Una presa di posizione netta e forte dopo che lo scorso 20 luglio, Visconti in un'intervista ha di fatto lanciato una fatwa contro Di Matteo e Lodato, a suo modo di vedere “colpevoli” di avere un atteggiamento ingeneroso nei confronti dello Stato.

“Bisogna insegnare bene la storia - diceva - Bisogna raccontare che le mafie storicamente hanno avuto un ruolo invadente nella vita delle nostre comunità, soprattutto meridionali, ma che dal 1982 in poi (usiamo come spartiacque l’approvazione della legge Rognoni - La Torre), grazie al sacrificio di tante persone siamo arrivati a un punto in cui le mafie sono sotto pressione permanentemente. In questo modo dai la sensazione che qui l’entità forte è lo Stato, che nulla ha a che vedere con la mafia, e che quindi bisogna affidarsi allo Stato”.
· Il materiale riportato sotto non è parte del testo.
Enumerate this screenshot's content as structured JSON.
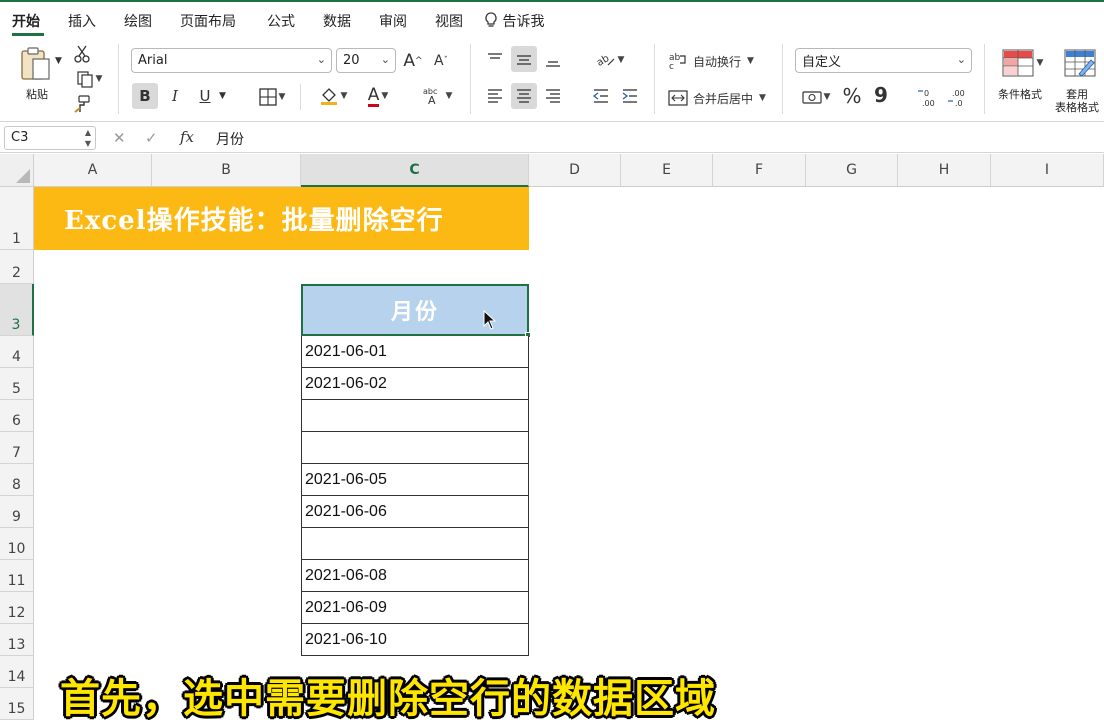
{
  "tabs": [
    "开始",
    "插入",
    "绘图",
    "页面布局",
    "公式",
    "数据",
    "审阅",
    "视图"
  ],
  "tell_me": "告诉我",
  "ribbon": {
    "paste_label": "粘贴",
    "font_name": "Arial",
    "font_size": "20",
    "bold": "B",
    "italic": "I",
    "underline": "U",
    "font_color_glyph": "A",
    "wrap_text": "自动换行",
    "merge_center": "合并后居中",
    "number_format": "自定义",
    "percent": "%",
    "comma": "9",
    "conditional_format": "条件格式",
    "table_format_line1": "套用",
    "table_format_line2": "表格格式"
  },
  "formula_bar": {
    "cell_ref": "C3",
    "fx": "fx",
    "value": "月份"
  },
  "grid": {
    "columns": [
      "A",
      "B",
      "C",
      "D",
      "E",
      "F",
      "G",
      "H",
      "I"
    ],
    "selected_column": "C",
    "rows": [
      "1",
      "2",
      "3",
      "4",
      "5",
      "6",
      "7",
      "8",
      "9",
      "10",
      "11",
      "12",
      "13",
      "14",
      "15"
    ],
    "selected_row": "3",
    "banner_title": "Excel操作技能：批量删除空行",
    "header": "月份",
    "dates": [
      "2021-06-01",
      "2021-06-02",
      "",
      "",
      "2021-06-05",
      "2021-06-06",
      "",
      "2021-06-08",
      "2021-06-09",
      "2021-06-10"
    ]
  },
  "caption": "首先，选中需要删除空行的数据区域",
  "colors": {
    "accent": "#1e7145",
    "banner": "#fdb913",
    "header_fill": "#b7d2ec",
    "caption": "#ffe600"
  }
}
Poi, parlando di un'antimafia “nichilista” che “non dà mai soddisfazione a chi lavora sul campo e, occupando in modo spropositato e a volte con un approccio cameratesco gli spazi mediatici messi generosamente a disposizione, punta inesorabilmente a celebrare l’invincibilità della mafia e dei suoi registi occulti”, rincarava ulteriormente la dose: “È chiaro che fino a quando nelle scuole si continueranno a invitare Saverio Lodato e Nino Di Matteo, che dicono che lo Stato è marcio, si darà un messaggio diverso alle nuove generazioni”.

La verità è che decine di inchieste e documenti dimostrano come le mafie oggi sono tutt'altro che mere "organizzazioni criminali", come lui sostiene, ma organizzazioni inserite perfettamente all'interno di un Sistema criminale più ampio che ha a che fare con la politica, l'economia, la finanza, la massoneria e apparati deviati.

Per questo i giovani di Palermo e non solo (molte firme vengono anche da altre parti d'Italia - qui il testo integrale) hanno voluto prendere posizione con forza: “Come giovani non ci affidiamo a uno Stato che, nelle figure dei carabinieri del Ros Mario Mori, Giuseppe De Donno e Antonio Subranni, mentre saltavano in aria magistrati, forze dell’ordine e civili innocenti, andò a cercare i vertici di Cosa nostra e trattò con loro per “indicibili ragioni di interesse nazionale” (come scritto nella sentenza di secondo grado)”. “Questa lettera - proseguono - è per farle sapere, professore, che i giovani e gli studenti conoscono la storia, ma quella vera, scomoda e fastidiosa: non la storia che ci viene propinata con concetti retorici e astratti di 'legalità', o con passerelle istituzionali all’interno delle nostre scuole e università. Per questo motivo vogliamo ascoltare e confrontarci con magistrati come Nino Di Matteo e giornalisti come Saverio Lodato. Al netto delle opinioni personali, Di Matteo e Lodato rappresentano due voci autorevolissime nel racconto della storia delle stragi, delle vite dei nostri martiri, delle indagini e dei processi antimafia, così come nella loro esperienza professionale e umana. La sua volontà di squalificarli agli occhi degli studenti ci sembra un tentativo di grande bassezza morale".

Questa lettera è stata ripresa dall'agenzia AdnKronos, da Il Fatto Quotidiano e da La Repubblica.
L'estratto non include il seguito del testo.